During the settlers' attack on us, my father was the most distressed. Pacing, he finally took some analgesics and anti-hypertensive medication. Even my easy-going brother looked pale. To ease the tension, my sister and I began to chide him. "Go hide in the closet," said my sister. "No, no," I added, "you're too big for the closet. Get under the bed."
Mother was effective. She sat with her grandchildren and, by candlelight, read them a story. Until the shouts came very close to our home, my nephew and niece did not know what was going on. We do not want them to be aware of the oppression leveled against us. Like the Jewish character in the recent movie, "Life is Beautiful," we try to shield our children from the realities of hate.
As, the shooting and shouting came closer to our house, the streetlights went out. We then sat on the floor in the dark for about four hours. Some of the British I had met during my rotation in London had told me about their air raids during WWII and how afraid they had been. Now, I could apply their stories to my own situation.
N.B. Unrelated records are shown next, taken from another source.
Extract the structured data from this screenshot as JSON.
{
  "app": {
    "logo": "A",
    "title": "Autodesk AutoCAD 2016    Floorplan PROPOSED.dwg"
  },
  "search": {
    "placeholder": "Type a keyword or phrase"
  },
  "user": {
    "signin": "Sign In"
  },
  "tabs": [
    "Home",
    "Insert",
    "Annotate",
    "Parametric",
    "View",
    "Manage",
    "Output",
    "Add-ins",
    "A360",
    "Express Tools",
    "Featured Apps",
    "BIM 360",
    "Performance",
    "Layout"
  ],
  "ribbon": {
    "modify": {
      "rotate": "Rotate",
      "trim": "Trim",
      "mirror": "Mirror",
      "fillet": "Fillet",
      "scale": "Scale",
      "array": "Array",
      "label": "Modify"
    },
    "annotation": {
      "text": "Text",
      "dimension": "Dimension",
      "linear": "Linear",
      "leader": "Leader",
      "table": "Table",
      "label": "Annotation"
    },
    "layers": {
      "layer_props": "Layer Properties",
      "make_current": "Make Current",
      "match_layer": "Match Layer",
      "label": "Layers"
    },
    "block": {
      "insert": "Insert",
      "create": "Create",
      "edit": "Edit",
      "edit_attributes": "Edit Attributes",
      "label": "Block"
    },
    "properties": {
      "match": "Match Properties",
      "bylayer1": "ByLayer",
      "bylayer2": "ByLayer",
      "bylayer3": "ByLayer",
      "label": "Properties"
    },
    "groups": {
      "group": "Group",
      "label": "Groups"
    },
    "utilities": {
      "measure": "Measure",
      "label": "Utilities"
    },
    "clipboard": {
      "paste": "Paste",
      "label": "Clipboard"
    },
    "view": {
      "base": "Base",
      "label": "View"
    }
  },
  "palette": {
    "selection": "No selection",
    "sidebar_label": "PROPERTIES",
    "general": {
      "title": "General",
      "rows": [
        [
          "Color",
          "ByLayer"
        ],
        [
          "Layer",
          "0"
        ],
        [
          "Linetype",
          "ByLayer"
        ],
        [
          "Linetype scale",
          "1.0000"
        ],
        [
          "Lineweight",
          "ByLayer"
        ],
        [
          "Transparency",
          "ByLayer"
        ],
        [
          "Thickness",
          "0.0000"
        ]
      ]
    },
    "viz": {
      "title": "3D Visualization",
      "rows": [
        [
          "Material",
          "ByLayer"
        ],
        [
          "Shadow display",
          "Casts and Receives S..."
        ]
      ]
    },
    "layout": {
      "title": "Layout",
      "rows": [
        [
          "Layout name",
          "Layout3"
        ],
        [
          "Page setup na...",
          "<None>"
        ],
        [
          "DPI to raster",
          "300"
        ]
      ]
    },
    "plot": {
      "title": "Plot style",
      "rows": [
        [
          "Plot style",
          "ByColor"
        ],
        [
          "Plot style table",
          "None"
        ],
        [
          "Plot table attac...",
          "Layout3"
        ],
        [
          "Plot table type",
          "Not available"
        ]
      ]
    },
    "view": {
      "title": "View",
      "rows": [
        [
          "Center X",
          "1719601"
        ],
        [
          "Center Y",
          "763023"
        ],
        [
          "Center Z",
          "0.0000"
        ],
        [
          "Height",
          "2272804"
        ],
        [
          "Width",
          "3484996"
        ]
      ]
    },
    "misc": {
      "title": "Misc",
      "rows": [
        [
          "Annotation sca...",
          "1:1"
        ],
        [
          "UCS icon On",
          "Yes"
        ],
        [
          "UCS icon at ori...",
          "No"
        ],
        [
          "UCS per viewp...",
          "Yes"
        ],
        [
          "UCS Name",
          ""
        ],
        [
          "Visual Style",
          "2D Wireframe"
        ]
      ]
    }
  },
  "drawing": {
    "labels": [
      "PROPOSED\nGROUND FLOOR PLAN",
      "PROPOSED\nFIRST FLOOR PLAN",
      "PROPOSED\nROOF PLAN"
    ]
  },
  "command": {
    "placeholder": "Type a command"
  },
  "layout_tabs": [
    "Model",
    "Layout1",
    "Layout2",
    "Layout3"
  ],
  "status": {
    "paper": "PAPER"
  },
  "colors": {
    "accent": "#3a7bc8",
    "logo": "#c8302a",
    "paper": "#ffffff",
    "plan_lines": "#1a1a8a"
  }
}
Finally, we heard one of our Christian neighbors calling out "Help," he yelled, "the settlers are in the mosque with their fire." Then, he began to chant our Islamic prayer, "Allahu Akbar," God is great. That our neighbor and friend had gone out on his roof gave us courage and we, like everyone in our crowded neighborhood, went to our door. Our friend's chant resounded and people up and down the road began to croon with him, "Allahu Akbar." As our chanting rose into the night, the settlers began shooting in our direction, leaving the mosque behind. Some of the boys threw stones into the night, but most of us went back inside when we thought our place of prayer was safe.
About two a.m., the shooting and shouting stopped as suddenly as it started. Had our chanting and stone throwing frightened the settlers or was it finally their bedtime? Did they imagine that it was 1948 and that we Palestinians would flee in horror as many of our people did then? Were they Holocaust survivors or is the Nazi still well and alive in them?
We went to the streets to make sure no one was hurt. A call from the mosque's loudspeaker reassured us that this attack was over. We went to bed wondering when such outrage would occur again. Such is peace among God's people in the Holy Land.
(Samah Jabr is a freelance journalist and ,medical student living in Jerusalem. She is a regular contributor to iviews.com).